“There will be fear”

But there wasn’t.

This morning, I did my usual urdhva dhanurasanas. Then Volleyball Guy came over and we did assisted dropbacks. When we were finished, he went off to do something else. I had a little time to spare, so I decided to do some of my hanging back exercises.

“Let’s do that again,” I heard him say, as I came up. So I set up again and he indicated that I should go ahead and do the dropback on my own. “There will be fear,” he said, “but I’ll make sure you’re okay.”

I felt absolutely no fear at all.
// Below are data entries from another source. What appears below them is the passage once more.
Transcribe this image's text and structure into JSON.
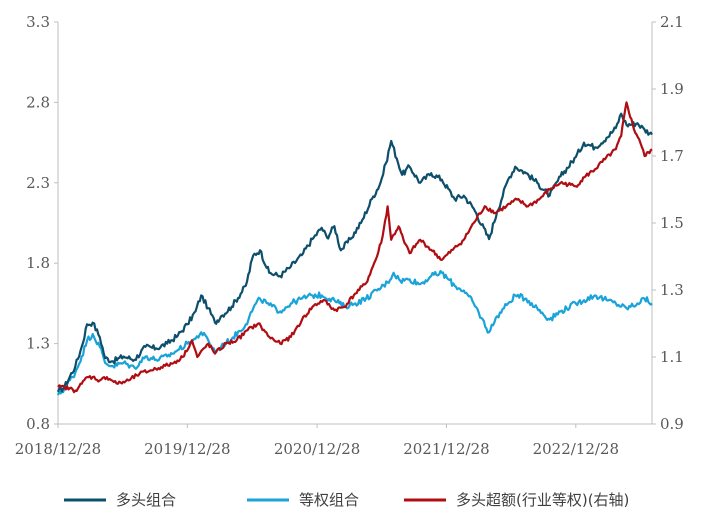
{
  "chart_data": {
    "type": "line",
    "title": "",
    "xlabel": "",
    "ylabel": "",
    "y2label": "",
    "x_tick_labels": [
      "2018/12/28",
      "2019/12/28",
      "2020/12/28",
      "2021/12/28",
      "2022/12/28"
    ],
    "ylim": [
      0.8,
      3.3
    ],
    "y_ticks": [
      "0.8",
      "1.3",
      "1.8",
      "2.3",
      "2.8",
      "3.3"
    ],
    "y2lim": [
      0.9,
      2.1
    ],
    "y2_ticks": [
      "0.9",
      "1.1",
      "1.3",
      "1.5",
      "1.7",
      "1.9",
      "2.1"
    ],
    "grid": false,
    "legend_position": "bottom",
    "series": [
      {
        "name": "多头组合",
        "axis": "left",
        "color": "#0d4f6b",
        "points": [
          [
            "2018-12-28",
            1.0
          ],
          [
            "2019-01-15",
            1.03
          ],
          [
            "2019-02-15",
            1.16
          ],
          [
            "2019-03-05",
            1.28
          ],
          [
            "2019-03-20",
            1.42
          ],
          [
            "2019-04-05",
            1.43
          ],
          [
            "2019-04-25",
            1.34
          ],
          [
            "2019-05-10",
            1.21
          ],
          [
            "2019-06-01",
            1.19
          ],
          [
            "2019-07-01",
            1.22
          ],
          [
            "2019-08-01",
            1.2
          ],
          [
            "2019-09-01",
            1.28
          ],
          [
            "2019-10-01",
            1.27
          ],
          [
            "2019-11-01",
            1.3
          ],
          [
            "2019-12-01",
            1.35
          ],
          [
            "2019-12-28",
            1.42
          ],
          [
            "2020-01-20",
            1.5
          ],
          [
            "2020-02-05",
            1.6
          ],
          [
            "2020-02-25",
            1.52
          ],
          [
            "2020-03-15",
            1.43
          ],
          [
            "2020-04-01",
            1.47
          ],
          [
            "2020-05-01",
            1.53
          ],
          [
            "2020-06-10",
            1.66
          ],
          [
            "2020-07-01",
            1.85
          ],
          [
            "2020-07-20",
            1.88
          ],
          [
            "2020-08-15",
            1.74
          ],
          [
            "2020-09-15",
            1.72
          ],
          [
            "2020-10-15",
            1.78
          ],
          [
            "2020-11-15",
            1.85
          ],
          [
            "2020-12-15",
            1.95
          ],
          [
            "2021-01-10",
            2.02
          ],
          [
            "2021-01-25",
            1.96
          ],
          [
            "2021-02-15",
            2.03
          ],
          [
            "2021-03-05",
            1.88
          ],
          [
            "2021-04-01",
            1.95
          ],
          [
            "2021-05-01",
            2.05
          ],
          [
            "2021-06-01",
            2.2
          ],
          [
            "2021-06-25",
            2.3
          ],
          [
            "2021-07-10",
            2.42
          ],
          [
            "2021-07-25",
            2.56
          ],
          [
            "2021-08-10",
            2.45
          ],
          [
            "2021-08-25",
            2.35
          ],
          [
            "2021-09-15",
            2.4
          ],
          [
            "2021-10-15",
            2.3
          ],
          [
            "2021-11-15",
            2.36
          ],
          [
            "2021-12-15",
            2.32
          ],
          [
            "2022-01-20",
            2.2
          ],
          [
            "2022-02-15",
            2.22
          ],
          [
            "2022-03-15",
            2.14
          ],
          [
            "2022-04-27",
            1.95
          ],
          [
            "2022-05-20",
            2.12
          ],
          [
            "2022-06-20",
            2.32
          ],
          [
            "2022-07-10",
            2.4
          ],
          [
            "2022-08-10",
            2.36
          ],
          [
            "2022-09-10",
            2.3
          ],
          [
            "2022-10-15",
            2.22
          ],
          [
            "2022-11-15",
            2.34
          ],
          [
            "2022-12-28",
            2.46
          ],
          [
            "2023-01-20",
            2.55
          ],
          [
            "2023-02-20",
            2.52
          ],
          [
            "2023-03-25",
            2.58
          ],
          [
            "2023-04-20",
            2.64
          ],
          [
            "2023-05-05",
            2.73
          ],
          [
            "2023-05-20",
            2.66
          ],
          [
            "2023-06-20",
            2.67
          ],
          [
            "2023-07-10",
            2.63
          ],
          [
            "2023-07-31",
            2.6
          ]
        ]
      },
      {
        "name": "等权组合",
        "axis": "left",
        "color": "#1aa3d9",
        "points": [
          [
            "2018-12-28",
            0.98
          ],
          [
            "2019-01-15",
            1.02
          ],
          [
            "2019-02-15",
            1.12
          ],
          [
            "2019-03-05",
            1.22
          ],
          [
            "2019-03-20",
            1.32
          ],
          [
            "2019-04-05",
            1.36
          ],
          [
            "2019-04-25",
            1.28
          ],
          [
            "2019-05-10",
            1.18
          ],
          [
            "2019-06-01",
            1.16
          ],
          [
            "2019-07-01",
            1.18
          ],
          [
            "2019-08-01",
            1.15
          ],
          [
            "2019-09-01",
            1.22
          ],
          [
            "2019-10-01",
            1.2
          ],
          [
            "2019-11-01",
            1.22
          ],
          [
            "2019-12-01",
            1.26
          ],
          [
            "2019-12-28",
            1.3
          ],
          [
            "2020-01-20",
            1.33
          ],
          [
            "2020-02-05",
            1.37
          ],
          [
            "2020-02-25",
            1.32
          ],
          [
            "2020-03-15",
            1.25
          ],
          [
            "2020-04-01",
            1.28
          ],
          [
            "2020-05-01",
            1.33
          ],
          [
            "2020-06-10",
            1.42
          ],
          [
            "2020-07-01",
            1.52
          ],
          [
            "2020-07-20",
            1.58
          ],
          [
            "2020-08-15",
            1.54
          ],
          [
            "2020-09-15",
            1.5
          ],
          [
            "2020-10-15",
            1.55
          ],
          [
            "2020-11-15",
            1.58
          ],
          [
            "2020-12-15",
            1.6
          ],
          [
            "2021-01-10",
            1.6
          ],
          [
            "2021-02-15",
            1.57
          ],
          [
            "2021-03-15",
            1.53
          ],
          [
            "2021-04-15",
            1.55
          ],
          [
            "2021-05-15",
            1.58
          ],
          [
            "2021-06-15",
            1.63
          ],
          [
            "2021-07-15",
            1.68
          ],
          [
            "2021-08-01",
            1.74
          ],
          [
            "2021-08-20",
            1.69
          ],
          [
            "2021-09-15",
            1.7
          ],
          [
            "2021-10-15",
            1.67
          ],
          [
            "2021-11-15",
            1.72
          ],
          [
            "2021-12-15",
            1.74
          ],
          [
            "2022-01-20",
            1.66
          ],
          [
            "2022-02-15",
            1.63
          ],
          [
            "2022-03-15",
            1.55
          ],
          [
            "2022-04-27",
            1.37
          ],
          [
            "2022-05-20",
            1.47
          ],
          [
            "2022-06-20",
            1.55
          ],
          [
            "2022-07-10",
            1.6
          ],
          [
            "2022-08-10",
            1.58
          ],
          [
            "2022-09-10",
            1.52
          ],
          [
            "2022-10-15",
            1.45
          ],
          [
            "2022-11-15",
            1.5
          ],
          [
            "2022-12-28",
            1.55
          ],
          [
            "2023-01-20",
            1.57
          ],
          [
            "2023-02-20",
            1.6
          ],
          [
            "2023-03-25",
            1.57
          ],
          [
            "2023-04-20",
            1.55
          ],
          [
            "2023-05-20",
            1.52
          ],
          [
            "2023-06-20",
            1.55
          ],
          [
            "2023-07-10",
            1.58
          ],
          [
            "2023-07-31",
            1.55
          ]
        ]
      },
      {
        "name": "多头超额(行业等权)(右轴)",
        "axis": "right",
        "color": "#b00d12",
        "points": [
          [
            "2018-12-28",
            1.01
          ],
          [
            "2019-01-15",
            1.01
          ],
          [
            "2019-02-15",
            1.0
          ],
          [
            "2019-03-05",
            1.02
          ],
          [
            "2019-03-20",
            1.04
          ],
          [
            "2019-04-05",
            1.04
          ],
          [
            "2019-04-25",
            1.03
          ],
          [
            "2019-05-15",
            1.04
          ],
          [
            "2019-06-15",
            1.02
          ],
          [
            "2019-07-15",
            1.03
          ],
          [
            "2019-08-15",
            1.05
          ],
          [
            "2019-09-15",
            1.06
          ],
          [
            "2019-10-15",
            1.07
          ],
          [
            "2019-11-15",
            1.08
          ],
          [
            "2019-12-15",
            1.1
          ],
          [
            "2020-01-10",
            1.15
          ],
          [
            "2020-01-25",
            1.1
          ],
          [
            "2020-02-25",
            1.14
          ],
          [
            "2020-03-15",
            1.11
          ],
          [
            "2020-04-15",
            1.14
          ],
          [
            "2020-05-15",
            1.15
          ],
          [
            "2020-06-15",
            1.18
          ],
          [
            "2020-07-15",
            1.2
          ],
          [
            "2020-08-15",
            1.16
          ],
          [
            "2020-09-15",
            1.14
          ],
          [
            "2020-10-15",
            1.16
          ],
          [
            "2020-11-15",
            1.21
          ],
          [
            "2020-12-15",
            1.25
          ],
          [
            "2021-01-15",
            1.27
          ],
          [
            "2021-02-15",
            1.24
          ],
          [
            "2021-03-15",
            1.25
          ],
          [
            "2021-04-15",
            1.29
          ],
          [
            "2021-05-15",
            1.32
          ],
          [
            "2021-06-15",
            1.4
          ],
          [
            "2021-07-01",
            1.46
          ],
          [
            "2021-07-15",
            1.55
          ],
          [
            "2021-07-25",
            1.45
          ],
          [
            "2021-08-15",
            1.49
          ],
          [
            "2021-09-01",
            1.44
          ],
          [
            "2021-09-15",
            1.41
          ],
          [
            "2021-10-15",
            1.45
          ],
          [
            "2021-11-15",
            1.42
          ],
          [
            "2021-12-15",
            1.39
          ],
          [
            "2022-01-15",
            1.42
          ],
          [
            "2022-02-15",
            1.45
          ],
          [
            "2022-03-15",
            1.5
          ],
          [
            "2022-04-15",
            1.55
          ],
          [
            "2022-05-15",
            1.53
          ],
          [
            "2022-06-15",
            1.55
          ],
          [
            "2022-07-15",
            1.57
          ],
          [
            "2022-08-15",
            1.55
          ],
          [
            "2022-09-15",
            1.57
          ],
          [
            "2022-10-15",
            1.6
          ],
          [
            "2022-11-15",
            1.62
          ],
          [
            "2022-12-28",
            1.61
          ],
          [
            "2023-01-25",
            1.64
          ],
          [
            "2023-02-20",
            1.66
          ],
          [
            "2023-03-20",
            1.69
          ],
          [
            "2023-04-20",
            1.72
          ],
          [
            "2023-05-05",
            1.76
          ],
          [
            "2023-05-20",
            1.86
          ],
          [
            "2023-06-10",
            1.78
          ],
          [
            "2023-06-25",
            1.75
          ],
          [
            "2023-07-10",
            1.7
          ],
          [
            "2023-07-31",
            1.72
          ]
        ]
      }
    ]
  }
}
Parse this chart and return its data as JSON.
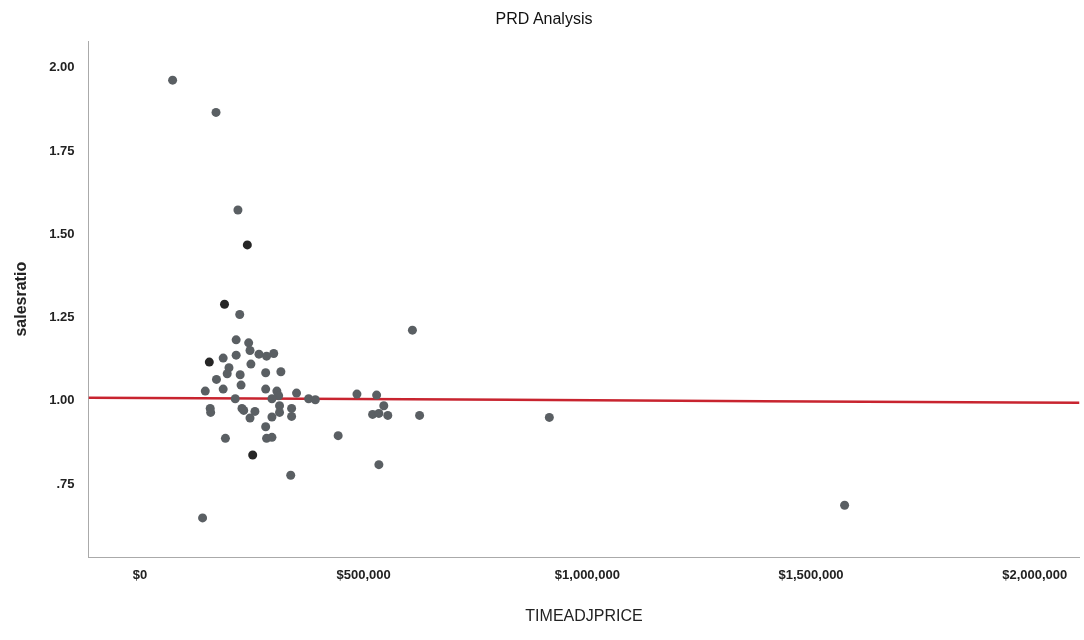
{
  "chart_data": {
    "type": "scatter",
    "title": "PRD Analysis",
    "xlabel": "TIMEADJPRICE",
    "ylabel": "salesratio",
    "xlim": [
      -115000,
      2100000
    ],
    "ylim": [
      0.53,
      2.08
    ],
    "xticks": [
      {
        "value": 0,
        "label": "$0"
      },
      {
        "value": 500000,
        "label": "$500,000"
      },
      {
        "value": 1000000,
        "label": "$1,000,000"
      },
      {
        "value": 1500000,
        "label": "$1,500,000"
      },
      {
        "value": 2000000,
        "label": "$2,000,000"
      }
    ],
    "yticks": [
      {
        "value": 0.75,
        "label": ".75"
      },
      {
        "value": 1,
        "label": "1.00"
      },
      {
        "value": 1.25,
        "label": "1.25"
      },
      {
        "value": 1.5,
        "label": "1.50"
      },
      {
        "value": 1.75,
        "label": "1.75"
      },
      {
        "value": 2,
        "label": "2.00"
      }
    ],
    "grid": false,
    "legend": false,
    "marker": "circle",
    "series": [
      {
        "color": "#5a5f63",
        "x": [
          73000,
          170000,
          219000,
          223000,
          140000,
          337000,
          191000,
          609000,
          215000,
          243000,
          246000,
          266000,
          283000,
          299000,
          186000,
          215000,
          199000,
          248000,
          281000,
          315000,
          171000,
          195000,
          224000,
          186000,
          226000,
          146000,
          213000,
          281000,
          306000,
          310000,
          295000,
          350000,
          377000,
          392000,
          485000,
          529000,
          545000,
          520000,
          534000,
          554000,
          625000,
          157000,
          158000,
          228000,
          232000,
          257000,
          246000,
          312000,
          312000,
          295000,
          339000,
          339000,
          281000,
          283000,
          295000,
          443000,
          534000,
          915000,
          1575000
        ],
        "values": [
          1.963,
          1.866,
          1.573,
          1.259,
          0.648,
          0.776,
          0.887,
          1.212,
          1.183,
          1.174,
          1.151,
          1.14,
          1.134,
          1.142,
          1.128,
          1.137,
          1.099,
          1.11,
          1.084,
          1.087,
          1.064,
          1.081,
          1.078,
          1.035,
          1.047,
          1.029,
          1.006,
          1.035,
          1.029,
          1.015,
          1.006,
          1.023,
          1.006,
          1.003,
          1.02,
          1.017,
          0.985,
          0.959,
          0.962,
          0.956,
          0.956,
          0.977,
          0.965,
          0.977,
          0.971,
          0.968,
          0.948,
          0.985,
          0.965,
          0.951,
          0.977,
          0.953,
          0.922,
          0.887,
          0.89,
          0.895,
          0.808,
          0.95,
          0.686
        ]
      },
      {
        "color": "#262626",
        "x": [
          240000,
          189000,
          155000,
          252000
        ],
        "values": [
          1.468,
          1.29,
          1.116,
          0.837
        ]
      },
      {
        "type": "line",
        "color": "#c8242f",
        "marker": "none",
        "line_style": "solid",
        "x": [
          -115000,
          2100000
        ],
        "values": [
          1.009,
          0.994
        ]
      }
    ]
  }
}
If Volleyball Guy thinks I can do something, and if he’s hanging around to help out, then there’s nothing to worry about.

It was actually fun to tip… tip… tip… further and further back until gravity grabbed me. Volleyball Guy caught my hips at the very last moment, so I wouldn’t crash. What fun! We did it a couple more times.

When I got home, there was a note from my boss in my email. She apologized for “spreading her high anxiety” at a meeting yesterday. I think it’s sweet that she sent the note, and I was struck by the fact that I didn’t feel anxiety. I felt tempted to tell her that every morning, I work with a practice that holds the potential to scare me, or discourage me, or make me deliriously happy, or frustrate me. And the outcome of that practice is that when fear comes or discouragement or happiness or frustration, I practice letting them go.

This morning, there was no fear, because I trust Volleyball Guy. The day will come, of course, when he’s not standing right there, ready to help. And there will be fear. But that will be okay.